Rote Armee Fraktion | Terrorismus | Quellen

 

Diese Quellen gehören zum Modul Rote Armee Fraktion | Terrorismus 

 

Quelle 1 | Ulrike Meinhof: „Natürlich kann geschossen werden“ | Der Spiegel“ veröffentlichte im Juni 1970 den Text einer Tonbandaufzeichung von Ulrike Meinhof, die einen Monat zuvor an der Befreiung von Andreas Baader beteiligt und seither untergetauchtwar . | zitiert nach: Natürlich kann geschossen werden. In: Der Spiegel.
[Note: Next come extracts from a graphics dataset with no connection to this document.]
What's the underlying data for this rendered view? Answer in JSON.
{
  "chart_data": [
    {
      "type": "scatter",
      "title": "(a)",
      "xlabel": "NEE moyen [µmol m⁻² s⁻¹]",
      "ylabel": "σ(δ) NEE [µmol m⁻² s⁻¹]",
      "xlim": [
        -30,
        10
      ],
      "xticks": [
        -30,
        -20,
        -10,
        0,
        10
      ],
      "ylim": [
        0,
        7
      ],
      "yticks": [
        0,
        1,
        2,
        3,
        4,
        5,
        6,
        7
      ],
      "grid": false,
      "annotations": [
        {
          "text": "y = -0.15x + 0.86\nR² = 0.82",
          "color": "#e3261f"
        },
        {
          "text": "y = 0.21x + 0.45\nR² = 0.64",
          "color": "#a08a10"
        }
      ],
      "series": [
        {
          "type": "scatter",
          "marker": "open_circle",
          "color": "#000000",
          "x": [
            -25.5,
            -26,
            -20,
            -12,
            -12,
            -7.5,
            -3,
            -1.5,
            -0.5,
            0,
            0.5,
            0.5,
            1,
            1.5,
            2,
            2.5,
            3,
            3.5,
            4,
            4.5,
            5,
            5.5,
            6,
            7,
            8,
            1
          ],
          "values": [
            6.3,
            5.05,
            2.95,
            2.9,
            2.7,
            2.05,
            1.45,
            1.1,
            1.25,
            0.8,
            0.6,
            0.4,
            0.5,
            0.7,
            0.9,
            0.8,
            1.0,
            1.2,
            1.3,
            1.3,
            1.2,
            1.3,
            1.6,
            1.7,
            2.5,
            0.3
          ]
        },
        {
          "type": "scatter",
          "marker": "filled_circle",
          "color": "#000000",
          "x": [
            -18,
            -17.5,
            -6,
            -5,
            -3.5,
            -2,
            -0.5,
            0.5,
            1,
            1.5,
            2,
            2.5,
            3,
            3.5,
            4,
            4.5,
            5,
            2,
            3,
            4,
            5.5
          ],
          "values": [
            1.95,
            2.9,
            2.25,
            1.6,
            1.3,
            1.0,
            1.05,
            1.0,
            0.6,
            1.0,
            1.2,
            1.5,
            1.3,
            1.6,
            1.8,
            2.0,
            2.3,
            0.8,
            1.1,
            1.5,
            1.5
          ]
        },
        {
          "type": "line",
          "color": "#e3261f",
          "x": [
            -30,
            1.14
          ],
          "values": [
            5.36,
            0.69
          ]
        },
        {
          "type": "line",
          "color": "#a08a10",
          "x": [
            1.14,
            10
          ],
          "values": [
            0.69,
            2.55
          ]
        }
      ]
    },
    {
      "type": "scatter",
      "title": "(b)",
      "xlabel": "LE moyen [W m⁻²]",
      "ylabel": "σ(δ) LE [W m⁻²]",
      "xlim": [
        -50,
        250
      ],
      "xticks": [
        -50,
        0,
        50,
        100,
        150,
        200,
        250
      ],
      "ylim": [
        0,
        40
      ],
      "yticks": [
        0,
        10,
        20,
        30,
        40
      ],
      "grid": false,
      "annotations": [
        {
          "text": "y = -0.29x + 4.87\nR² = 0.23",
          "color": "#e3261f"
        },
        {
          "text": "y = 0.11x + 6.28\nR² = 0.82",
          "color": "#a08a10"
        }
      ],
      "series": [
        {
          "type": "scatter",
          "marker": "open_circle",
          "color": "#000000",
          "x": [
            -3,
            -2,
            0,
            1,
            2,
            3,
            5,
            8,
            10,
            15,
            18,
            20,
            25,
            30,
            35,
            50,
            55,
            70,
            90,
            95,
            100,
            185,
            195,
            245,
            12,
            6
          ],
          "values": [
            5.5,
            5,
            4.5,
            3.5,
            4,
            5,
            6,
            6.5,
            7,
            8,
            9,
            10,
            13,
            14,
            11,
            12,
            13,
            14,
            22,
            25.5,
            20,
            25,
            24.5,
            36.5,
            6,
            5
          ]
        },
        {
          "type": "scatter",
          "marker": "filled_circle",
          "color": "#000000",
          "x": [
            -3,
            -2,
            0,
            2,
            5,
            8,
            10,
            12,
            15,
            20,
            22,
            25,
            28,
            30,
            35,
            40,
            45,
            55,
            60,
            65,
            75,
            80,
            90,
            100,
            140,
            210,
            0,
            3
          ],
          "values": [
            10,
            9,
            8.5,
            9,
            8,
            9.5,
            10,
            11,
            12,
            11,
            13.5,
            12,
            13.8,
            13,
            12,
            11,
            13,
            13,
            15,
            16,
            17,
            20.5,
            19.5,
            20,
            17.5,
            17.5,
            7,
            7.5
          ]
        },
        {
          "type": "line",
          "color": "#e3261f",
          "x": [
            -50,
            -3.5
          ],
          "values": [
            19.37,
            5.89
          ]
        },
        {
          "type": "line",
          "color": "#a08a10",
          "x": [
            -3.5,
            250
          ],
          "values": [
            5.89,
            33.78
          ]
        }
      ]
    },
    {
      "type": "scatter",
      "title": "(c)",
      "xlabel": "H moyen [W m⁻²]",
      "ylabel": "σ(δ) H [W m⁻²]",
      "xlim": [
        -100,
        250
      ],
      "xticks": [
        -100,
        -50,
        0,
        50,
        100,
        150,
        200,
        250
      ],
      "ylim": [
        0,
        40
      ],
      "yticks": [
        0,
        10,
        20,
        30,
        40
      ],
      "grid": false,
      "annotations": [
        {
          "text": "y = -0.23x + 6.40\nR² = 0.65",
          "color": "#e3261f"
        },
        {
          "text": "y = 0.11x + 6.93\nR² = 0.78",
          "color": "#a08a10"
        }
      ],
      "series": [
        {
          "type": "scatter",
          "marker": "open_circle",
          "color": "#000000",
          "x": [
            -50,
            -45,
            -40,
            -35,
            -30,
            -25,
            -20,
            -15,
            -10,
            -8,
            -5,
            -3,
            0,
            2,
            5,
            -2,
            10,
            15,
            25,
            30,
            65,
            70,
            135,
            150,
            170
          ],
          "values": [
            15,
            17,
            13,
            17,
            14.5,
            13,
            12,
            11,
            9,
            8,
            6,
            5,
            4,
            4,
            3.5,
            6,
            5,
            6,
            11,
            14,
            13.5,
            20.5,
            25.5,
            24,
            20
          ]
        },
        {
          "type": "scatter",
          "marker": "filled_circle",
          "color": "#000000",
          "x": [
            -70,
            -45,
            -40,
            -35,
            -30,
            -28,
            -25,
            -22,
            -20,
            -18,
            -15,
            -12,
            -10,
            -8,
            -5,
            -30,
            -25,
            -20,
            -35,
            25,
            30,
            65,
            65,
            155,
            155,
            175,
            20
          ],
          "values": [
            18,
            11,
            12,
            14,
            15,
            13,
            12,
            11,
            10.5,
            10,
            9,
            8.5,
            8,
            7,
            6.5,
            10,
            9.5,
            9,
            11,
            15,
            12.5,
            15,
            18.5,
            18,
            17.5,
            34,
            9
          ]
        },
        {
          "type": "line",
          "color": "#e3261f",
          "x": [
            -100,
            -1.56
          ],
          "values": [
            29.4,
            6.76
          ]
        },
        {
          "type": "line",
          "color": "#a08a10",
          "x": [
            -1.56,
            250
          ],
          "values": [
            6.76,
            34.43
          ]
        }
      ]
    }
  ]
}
Nr. 25 (1970), S. 74

Nur sind wir der Auffassung, dass die Organisierung des Proletariats ein Popanz dann ist, wenn man nicht gleichzeitig anfängt, das zu machen, was wir jetzt tun, nämlich die Rote Armee aufzubauen; […] wenn nicht die Form der Ausbeutung und die Form der Unterdrückung nur verändert werden sollen; dass man das überhaupt nicht erreichen kann, wenn man nicht gleichzeitig mit der Organisierung des Proletariats, mit der Arbeit im Betrieb und den Stadtteilen auch die Bewaff­nung betreibt, das heißt, die Möglichkeiten schafft, Auseinandersetzungen durchzustehen. […] wo natürlich die Staatsgewalt einsetzen wird, wo natürlich die Bullen kommen. […] wir sagen, natürlich, die Bullen sind Schweine, wir sagen, der Typ in der Uniform ist ein Schwein, das ist kein Mensch, und so haben wir uns mit ihm auseinan­derzusetzen. Das heißt, wir haben nicht mit ihm zu reden, und es ist falsch überhaupt mit diesen Leuten zu reden, und natürlich kann geschossen werden.

 

 

Quelle 2 | Bundeskanzler Helmut Schmidt: Regierungserklärung zur Schleyer-Entführung am 20. Oktober 1977 vor dem deutschen Bundestag | zitiert nach: Deutscher Bundestag, 8. Wahlperiode, 50. Sitzung, Donnerstag, den 20. Oktober 1977, S. 3760

Ich sage vor allem den jungen Menschen, dass Demokratie nicht allein aus dem Prinzip der Bildung von Mehrheiten besteht. Ihre, letztlich existentielle, Begründung findet Demokratie in der Humanisierung der Politik, das heißt in der Humanisierung des unvermeidlichen Umgangs mit der Macht. Indem die demokratische Verfassung von der Würde des Menschen ausgeht und nicht nur dem Staat, sondern auch dem einzelnen verbietet, mit der Existenz und der Würde des Menschen nach Belieben und Willkür zu verfahren, schreibt sie uns allen die Grenzen unseres Handelns vor. Diese Verpflichtung dem Ganzen gegenüber umfasst auch, den Schwachen zu helfen, Minderheiten nicht auszuschließen und gegenüber Andersdenkenden Respekt zu bewahren. Wer aber aus dieser humanen Geschichte heraustritt, wer an die Stelle des demokratischen Rechts das Faustrecht der Gewalt setzt, der erlebt eine Ausweglosigkeit, in der vermeintliche Macht bis in Selbstzerstörung umschlagen kann.

Wer weiß, dass er so oder so, trotz allen Bemühens, mit Versäumnis und Schuld belastet sein wird, wie immer er handelt, der wird von sich selbst nicht sagen wollen, er habe alles getan und alles sei richtig gewesen. Er wird nicht versuchen, Schuld und Versäumnis den anderen zuzuschieben; denn er weiß: Die anderen stehen vor der gleichen unausweichlichen Verstrickung. Wohl aber wird er sagen dürfen: Dieses und dieses haben wir entschie­den, jenes und jenes haben wir aus diesen oder jenen Gründen unterlassen. Alles dies haben wir zu verantwor­ten.